The President commissioned the report in March, following his speech at the University of Ouagadougou on 28 November 2017, in which he expressed the wish that, “within five years, the conditions will exist for temporary or definitive returns of African heritage to Africa”. The President welcomed work of remembrance on colonization, which provides new clarification on the circumstances of “heritage seizures” and the specific characteristics of the African heritage case.
When the report was submitted, the President entrusted the Minister of Culture and the Minister for Europe and Foreign Affairs with responsibility for taking the next steps, which are decisive for achieving the goal set for the initiative: for young Africans to have access in Africa and no longer just in Europe to their own heritage and humanity’s common heritage. In line with his commitment, the President would like all possible forms of movement of these works to be considered: restitutions, but also exhibitions, loans, storage, cooperation projects etc.
The President has invited museums to play a key role in this process: to identify African partners, organize the possible restitution, movement and dissemination of works, and take the necessary means – with the cooperation of teachers and researchers specialized in this field – to swiftly create and put online an inventory of the African collections they hold, including systematic research into origins.
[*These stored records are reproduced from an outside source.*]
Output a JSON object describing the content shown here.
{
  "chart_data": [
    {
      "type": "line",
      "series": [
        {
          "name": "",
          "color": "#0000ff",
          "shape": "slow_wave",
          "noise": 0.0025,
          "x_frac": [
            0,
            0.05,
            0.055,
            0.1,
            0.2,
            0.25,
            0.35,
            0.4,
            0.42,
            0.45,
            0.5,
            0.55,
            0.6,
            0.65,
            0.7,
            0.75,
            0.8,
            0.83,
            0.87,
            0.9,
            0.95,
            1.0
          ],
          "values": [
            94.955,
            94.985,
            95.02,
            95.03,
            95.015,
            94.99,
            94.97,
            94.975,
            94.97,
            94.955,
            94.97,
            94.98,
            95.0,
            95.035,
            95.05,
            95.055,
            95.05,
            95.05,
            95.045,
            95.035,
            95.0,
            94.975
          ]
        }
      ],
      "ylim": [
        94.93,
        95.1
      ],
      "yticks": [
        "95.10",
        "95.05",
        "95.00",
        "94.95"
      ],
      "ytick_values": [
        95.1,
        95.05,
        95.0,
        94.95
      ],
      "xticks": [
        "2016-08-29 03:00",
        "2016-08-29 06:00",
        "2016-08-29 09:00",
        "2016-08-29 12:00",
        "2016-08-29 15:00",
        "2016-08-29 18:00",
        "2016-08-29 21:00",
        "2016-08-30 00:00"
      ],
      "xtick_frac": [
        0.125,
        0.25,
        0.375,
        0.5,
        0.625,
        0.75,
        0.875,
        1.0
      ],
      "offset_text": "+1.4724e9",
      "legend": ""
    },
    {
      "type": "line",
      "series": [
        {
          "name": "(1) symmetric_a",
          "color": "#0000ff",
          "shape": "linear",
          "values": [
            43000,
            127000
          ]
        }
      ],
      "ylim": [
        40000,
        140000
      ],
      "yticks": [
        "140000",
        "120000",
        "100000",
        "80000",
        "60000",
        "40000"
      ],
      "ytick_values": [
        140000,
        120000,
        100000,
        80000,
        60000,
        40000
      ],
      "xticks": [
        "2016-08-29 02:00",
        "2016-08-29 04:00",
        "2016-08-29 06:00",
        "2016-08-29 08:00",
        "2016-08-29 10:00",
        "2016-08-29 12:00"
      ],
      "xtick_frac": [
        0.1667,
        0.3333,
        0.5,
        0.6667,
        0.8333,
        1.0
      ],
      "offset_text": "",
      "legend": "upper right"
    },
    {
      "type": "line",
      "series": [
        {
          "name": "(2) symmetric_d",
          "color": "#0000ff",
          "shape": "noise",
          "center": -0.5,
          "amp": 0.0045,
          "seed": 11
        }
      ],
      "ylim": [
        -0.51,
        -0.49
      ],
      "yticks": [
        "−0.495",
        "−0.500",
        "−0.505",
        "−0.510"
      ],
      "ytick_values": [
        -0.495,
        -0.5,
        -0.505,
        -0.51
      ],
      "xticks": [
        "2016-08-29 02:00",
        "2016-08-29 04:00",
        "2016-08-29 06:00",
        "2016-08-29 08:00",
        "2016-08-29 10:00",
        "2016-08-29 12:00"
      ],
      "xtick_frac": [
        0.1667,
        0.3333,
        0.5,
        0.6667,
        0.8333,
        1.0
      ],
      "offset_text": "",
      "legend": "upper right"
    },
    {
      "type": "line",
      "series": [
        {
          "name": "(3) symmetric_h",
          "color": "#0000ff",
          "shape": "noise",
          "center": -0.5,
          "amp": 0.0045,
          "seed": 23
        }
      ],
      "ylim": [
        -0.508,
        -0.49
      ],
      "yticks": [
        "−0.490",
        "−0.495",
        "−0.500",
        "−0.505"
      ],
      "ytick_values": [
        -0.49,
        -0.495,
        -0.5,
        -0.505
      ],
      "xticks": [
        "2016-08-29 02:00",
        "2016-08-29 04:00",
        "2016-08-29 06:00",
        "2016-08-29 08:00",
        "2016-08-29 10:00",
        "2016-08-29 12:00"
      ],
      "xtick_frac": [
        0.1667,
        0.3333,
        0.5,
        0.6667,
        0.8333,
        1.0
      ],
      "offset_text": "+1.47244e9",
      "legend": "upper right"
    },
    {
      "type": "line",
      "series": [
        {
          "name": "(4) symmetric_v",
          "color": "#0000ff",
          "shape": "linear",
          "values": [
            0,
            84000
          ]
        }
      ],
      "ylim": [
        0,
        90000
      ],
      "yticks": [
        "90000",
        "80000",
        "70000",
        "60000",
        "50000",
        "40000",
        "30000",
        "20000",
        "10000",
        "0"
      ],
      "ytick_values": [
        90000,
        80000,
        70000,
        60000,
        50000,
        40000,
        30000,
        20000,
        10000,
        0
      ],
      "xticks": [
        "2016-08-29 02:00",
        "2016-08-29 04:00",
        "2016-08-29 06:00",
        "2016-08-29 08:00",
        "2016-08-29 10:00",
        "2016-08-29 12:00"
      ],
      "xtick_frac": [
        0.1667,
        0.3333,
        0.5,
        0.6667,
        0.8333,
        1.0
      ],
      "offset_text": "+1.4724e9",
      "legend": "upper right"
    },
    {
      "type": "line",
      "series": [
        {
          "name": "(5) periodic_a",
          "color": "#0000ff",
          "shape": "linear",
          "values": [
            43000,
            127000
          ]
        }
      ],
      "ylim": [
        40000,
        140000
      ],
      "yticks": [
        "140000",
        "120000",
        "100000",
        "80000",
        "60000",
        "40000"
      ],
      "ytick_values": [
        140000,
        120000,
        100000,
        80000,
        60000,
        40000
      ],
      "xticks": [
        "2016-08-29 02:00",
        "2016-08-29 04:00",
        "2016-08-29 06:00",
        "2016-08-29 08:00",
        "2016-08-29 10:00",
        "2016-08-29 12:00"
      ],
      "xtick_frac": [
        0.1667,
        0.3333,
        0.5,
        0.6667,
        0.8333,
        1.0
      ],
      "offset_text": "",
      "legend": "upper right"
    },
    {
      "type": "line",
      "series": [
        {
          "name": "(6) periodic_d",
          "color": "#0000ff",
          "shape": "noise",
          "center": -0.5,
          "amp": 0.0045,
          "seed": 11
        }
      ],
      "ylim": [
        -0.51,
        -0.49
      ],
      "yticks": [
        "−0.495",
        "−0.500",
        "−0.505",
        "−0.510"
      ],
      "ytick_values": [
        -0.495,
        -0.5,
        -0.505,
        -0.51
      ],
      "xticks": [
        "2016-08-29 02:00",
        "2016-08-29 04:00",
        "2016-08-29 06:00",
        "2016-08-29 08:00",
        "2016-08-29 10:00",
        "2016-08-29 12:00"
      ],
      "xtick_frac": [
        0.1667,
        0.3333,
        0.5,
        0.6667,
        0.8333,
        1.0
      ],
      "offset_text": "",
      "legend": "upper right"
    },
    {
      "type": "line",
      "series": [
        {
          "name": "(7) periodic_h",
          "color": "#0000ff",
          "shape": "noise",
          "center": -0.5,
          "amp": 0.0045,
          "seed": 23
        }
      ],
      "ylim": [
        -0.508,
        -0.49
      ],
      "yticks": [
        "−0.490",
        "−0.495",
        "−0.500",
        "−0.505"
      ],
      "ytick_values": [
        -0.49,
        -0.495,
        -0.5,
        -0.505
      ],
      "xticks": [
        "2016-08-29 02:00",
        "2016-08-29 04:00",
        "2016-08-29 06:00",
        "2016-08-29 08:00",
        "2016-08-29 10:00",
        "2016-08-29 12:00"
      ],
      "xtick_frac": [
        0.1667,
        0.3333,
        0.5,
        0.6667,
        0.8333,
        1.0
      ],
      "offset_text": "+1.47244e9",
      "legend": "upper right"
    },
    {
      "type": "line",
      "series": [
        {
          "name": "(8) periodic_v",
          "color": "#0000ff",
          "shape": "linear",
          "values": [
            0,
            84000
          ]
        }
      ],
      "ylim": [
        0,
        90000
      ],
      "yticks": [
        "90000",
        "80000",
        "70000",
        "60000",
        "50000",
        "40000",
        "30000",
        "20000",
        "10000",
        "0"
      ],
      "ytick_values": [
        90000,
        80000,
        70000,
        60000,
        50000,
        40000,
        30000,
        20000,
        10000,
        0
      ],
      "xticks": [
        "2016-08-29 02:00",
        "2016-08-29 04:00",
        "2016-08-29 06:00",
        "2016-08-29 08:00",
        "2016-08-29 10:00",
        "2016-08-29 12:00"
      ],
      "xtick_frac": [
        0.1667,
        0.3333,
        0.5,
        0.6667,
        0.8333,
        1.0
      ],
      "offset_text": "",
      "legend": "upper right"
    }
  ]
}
The need for in-depth work with other European countries that hold collections of the same nature acquired in similar circumstances was also emphasized.
Consistent with the initiative undertaken, and at the proposal of the Musée du Quai Branly-Jacques Chirac and the Ministry of Culture, the President has decided to immediately return 26 works claimed by the authorities in Benin, looted by General Dodds from [King] Behanzin’s palace following the bloody fighting of 1892. These works will be able to be displayed to the Beninese and international public as part of the ambitious museums plan presented by the Republic of Benin. He thanks the Musée du Quai Branly-Jacques Chirac for supporting this restitution. Operational and, if necessary, legislative measures will be taken to ensure the works can return to Benin, together with the expertise of the museum, which has conserved them until now.
The President proposes convening all the African and European partners in Paris in the first quarter of 2019 to build, together, this new relationship and policy of exchanges. Directly in line with his speeches in Athens, Abu Dhabi and Algiers, the President recalled his desire to implement a heritage policy geared to the future, based on a search for the universal and the inclusion of works of art in humanity’s common heritage.